The function of these roots has been the subject of various hypotheses: adaptation to marshy conditions, possibility to move away when the palm has fallen over (hence the common name walking palm) etc…

However, one study showed the correlation between the structure of the root cone (circumference, volume and number of roots ) and the height of the palm. It is likely that the stilt roots allow the palm to grow higher, to better exploit light gaps in the forest, and give a greater mechanical stability without investing in a thicker trunk or more developed underground root system.

Another feature of this palm is that it is colonized by many epiphytes : up to 66 species belonging to 15 families have been found during field studies. Bryophytes (mosses and sphagnum ) can cover the trunk over more than 30 %. When the palm reaches a certain height, it is also colonized by vascular epiphytes.


The trunk can measure 10-20 m high and 10-20 cm in diameter. It is supported by a root cone formed by numerous roots that can measure up to 2 m long. The root cone appears at an early age.

The dark green leaves are pinnate and up to 2 m long.

The inflorescence is axillary and measures 30-60 cm long.

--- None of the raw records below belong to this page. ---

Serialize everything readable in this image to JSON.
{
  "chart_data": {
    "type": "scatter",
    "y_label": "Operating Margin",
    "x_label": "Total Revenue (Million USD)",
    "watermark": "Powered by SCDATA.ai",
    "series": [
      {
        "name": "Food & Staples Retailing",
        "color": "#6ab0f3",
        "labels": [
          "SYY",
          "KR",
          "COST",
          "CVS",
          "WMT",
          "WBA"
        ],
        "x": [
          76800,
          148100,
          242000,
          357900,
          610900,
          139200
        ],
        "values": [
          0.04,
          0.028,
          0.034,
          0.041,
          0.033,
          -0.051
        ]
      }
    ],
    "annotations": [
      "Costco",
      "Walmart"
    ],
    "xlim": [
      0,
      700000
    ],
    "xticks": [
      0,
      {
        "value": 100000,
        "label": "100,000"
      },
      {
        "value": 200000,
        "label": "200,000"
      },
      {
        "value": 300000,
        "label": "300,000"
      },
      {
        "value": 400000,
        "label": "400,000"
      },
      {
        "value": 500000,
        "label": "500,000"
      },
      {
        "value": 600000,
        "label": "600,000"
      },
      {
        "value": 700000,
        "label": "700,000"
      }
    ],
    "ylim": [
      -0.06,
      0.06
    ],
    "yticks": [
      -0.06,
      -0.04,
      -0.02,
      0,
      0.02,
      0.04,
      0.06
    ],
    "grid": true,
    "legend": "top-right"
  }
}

The fruit is elongated and measures 1.5-2.5 cm long .


The trunk is used in construction and for making spears.

The inner part of the roots is used as an aphrodisiac. Roots, boiled in water, are used as a treatment against hepatitis.


Common names:

Stilt palm, curly stilt root palm, walking palm


Iriartea durissima, Iriartea exorrhiza, Iriartea exorrhiza var. elegans, Iriartea exorrhiza var. orbigniana, Iriartea orbigniana, Iriartea philonotia, Socratea albolineata, Socratea durissima, Socratea elegans, Socratea gracilis, Socratea hoppii, Socratea macrochlamys, Socratea microchlamys, Socratea orbigniana, Socratea philonotia


Socratea: after the Greek philosopher Socrate
Exorrhiza: from the Greek exo (outside) and riza (root)

Socratea exorrhiza


Central America to the Amazon rainforest


Amazonian rainforest


USDA zone 11



Potting soil added with coco peat to retain moisture


Sun, partial shade


Keep the soil moist at all times


Specialized palm tree fertilizer, once a month during spring and summer, nothing in fall and winter


Repot every 2-3 years

Young plants:

Young plants should not be grown in full sun. They are quite fragile and do not like repotting.